Combattuto fra paura e orgoglio, Uso si costringe a sollevare le gambe, ma è rigido e la testa finisce sotto. Beve una sorsata d’acqua sapida di minerali e, annaspando, riemerge mordendo l’aria.
«Prova adesso» sussurra Maluum, facendogli leva sui lombi. «Tranquillo, respira piano e lasciati andare». Sempre sussurrando, intona un canto che parla di uccelli, di stelle e una nuvola che volle farsi pioggia. La voce è così dolce da smorzare ogni pensiero nella testa di Huso, come una fiammella che scaccia le tenebre.
Rilassatosi, si ritrova a galleggiare, mentre l’aria fresca gli solletica la pancia. Egli stesso è il confine fra lago e cielo. “È come volare” pensa; nessun contatto con il terreno, fluttua come una piuma. Il pelo dell’acqua gli accarezza le guance, sussurrandogli nell’orecchio lo sciabordio. Non ha più paura; anzi, è sbalordito, leggero anche se impacciato. Ascolta il proprio respiro, il battito regolare del cuore ora mansueto, senza le crisi sempre più ricorrenti dove, senza ragione, esplode in una corsa zoppa, come fosse la fuga di una gazzella con la zampa ferita. Un cuore malato che lo vorrebbe guerriero ma, nello stesso tempo, gli impedisce di correre o di fare grandi sforzi senza cadere svenuto.
Maluum toglie la mano da sotto la schiena; Huso si sente mancare. Lei lo rassicura: «Sst! Respira lentamente. Guarda le stelle e non pensare a nulla».

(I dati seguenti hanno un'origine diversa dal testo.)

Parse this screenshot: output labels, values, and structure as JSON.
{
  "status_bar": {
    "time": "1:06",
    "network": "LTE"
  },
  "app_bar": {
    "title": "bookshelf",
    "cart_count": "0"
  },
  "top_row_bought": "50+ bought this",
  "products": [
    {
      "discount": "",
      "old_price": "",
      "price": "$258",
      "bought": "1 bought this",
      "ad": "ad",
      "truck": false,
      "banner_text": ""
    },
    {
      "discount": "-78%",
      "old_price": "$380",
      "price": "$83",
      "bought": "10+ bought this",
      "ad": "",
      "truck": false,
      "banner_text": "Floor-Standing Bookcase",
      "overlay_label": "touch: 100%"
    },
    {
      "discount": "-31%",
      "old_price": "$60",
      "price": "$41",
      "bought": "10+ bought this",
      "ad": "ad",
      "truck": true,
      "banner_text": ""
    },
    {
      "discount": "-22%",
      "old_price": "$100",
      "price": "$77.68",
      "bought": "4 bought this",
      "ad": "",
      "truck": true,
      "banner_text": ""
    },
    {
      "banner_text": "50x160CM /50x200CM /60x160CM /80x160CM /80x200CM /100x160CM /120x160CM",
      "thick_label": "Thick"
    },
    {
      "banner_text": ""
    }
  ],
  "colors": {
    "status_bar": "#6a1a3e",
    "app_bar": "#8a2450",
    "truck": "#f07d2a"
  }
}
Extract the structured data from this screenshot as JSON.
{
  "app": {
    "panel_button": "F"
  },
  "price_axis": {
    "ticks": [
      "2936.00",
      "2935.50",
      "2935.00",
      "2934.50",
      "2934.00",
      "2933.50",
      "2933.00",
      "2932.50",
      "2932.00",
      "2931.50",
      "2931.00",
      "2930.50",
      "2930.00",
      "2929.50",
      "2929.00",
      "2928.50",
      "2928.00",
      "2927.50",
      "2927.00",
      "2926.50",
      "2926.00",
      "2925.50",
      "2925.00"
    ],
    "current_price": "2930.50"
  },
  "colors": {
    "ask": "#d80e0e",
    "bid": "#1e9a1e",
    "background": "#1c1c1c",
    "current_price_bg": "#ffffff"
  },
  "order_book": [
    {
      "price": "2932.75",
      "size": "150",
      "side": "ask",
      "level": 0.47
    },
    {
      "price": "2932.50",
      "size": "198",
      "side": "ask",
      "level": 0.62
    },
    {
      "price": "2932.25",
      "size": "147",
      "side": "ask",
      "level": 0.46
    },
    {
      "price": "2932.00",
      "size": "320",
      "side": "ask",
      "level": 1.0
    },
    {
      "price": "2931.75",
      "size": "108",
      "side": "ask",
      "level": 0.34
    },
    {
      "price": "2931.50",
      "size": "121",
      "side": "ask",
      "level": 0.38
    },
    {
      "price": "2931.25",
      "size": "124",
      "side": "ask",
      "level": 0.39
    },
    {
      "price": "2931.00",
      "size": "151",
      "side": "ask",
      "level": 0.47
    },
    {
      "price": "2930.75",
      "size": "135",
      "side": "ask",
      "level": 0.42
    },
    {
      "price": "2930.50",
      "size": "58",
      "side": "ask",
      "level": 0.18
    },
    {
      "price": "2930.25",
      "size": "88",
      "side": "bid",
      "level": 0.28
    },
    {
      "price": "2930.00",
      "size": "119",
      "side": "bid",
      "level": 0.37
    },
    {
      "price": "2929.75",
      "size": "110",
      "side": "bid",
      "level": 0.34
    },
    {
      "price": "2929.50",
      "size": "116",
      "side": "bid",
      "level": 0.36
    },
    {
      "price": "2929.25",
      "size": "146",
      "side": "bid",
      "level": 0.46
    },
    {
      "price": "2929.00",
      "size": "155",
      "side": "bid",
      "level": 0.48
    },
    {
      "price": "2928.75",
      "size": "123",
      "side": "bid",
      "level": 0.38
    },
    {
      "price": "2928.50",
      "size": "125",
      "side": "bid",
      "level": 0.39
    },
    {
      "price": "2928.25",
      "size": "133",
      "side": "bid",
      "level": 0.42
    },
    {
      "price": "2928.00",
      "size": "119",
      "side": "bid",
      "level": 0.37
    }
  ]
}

Huso le stringe la mano, che sente liscia e calda. Poi, la percepisce galleggiare a pelo dell’acqua, con la stessa delicatezza di una foglia. Per un istante, sente un desiderio far breccia nell’animo: trattenere quel momento il più a lungo possibile. Non desidera più farsi grande il prima possibile, andare a caccia e diventare un guerriero rispettato e onorato dalla propria gente. Quello che il suo cuore desidera è stare lì, immobile, a mirare il creato. Vorrebbe non lasciare mai la mano di Maluum, mano calda come una focaccia cotta al sole, e ascoltarne la voce cantare altre canzoni.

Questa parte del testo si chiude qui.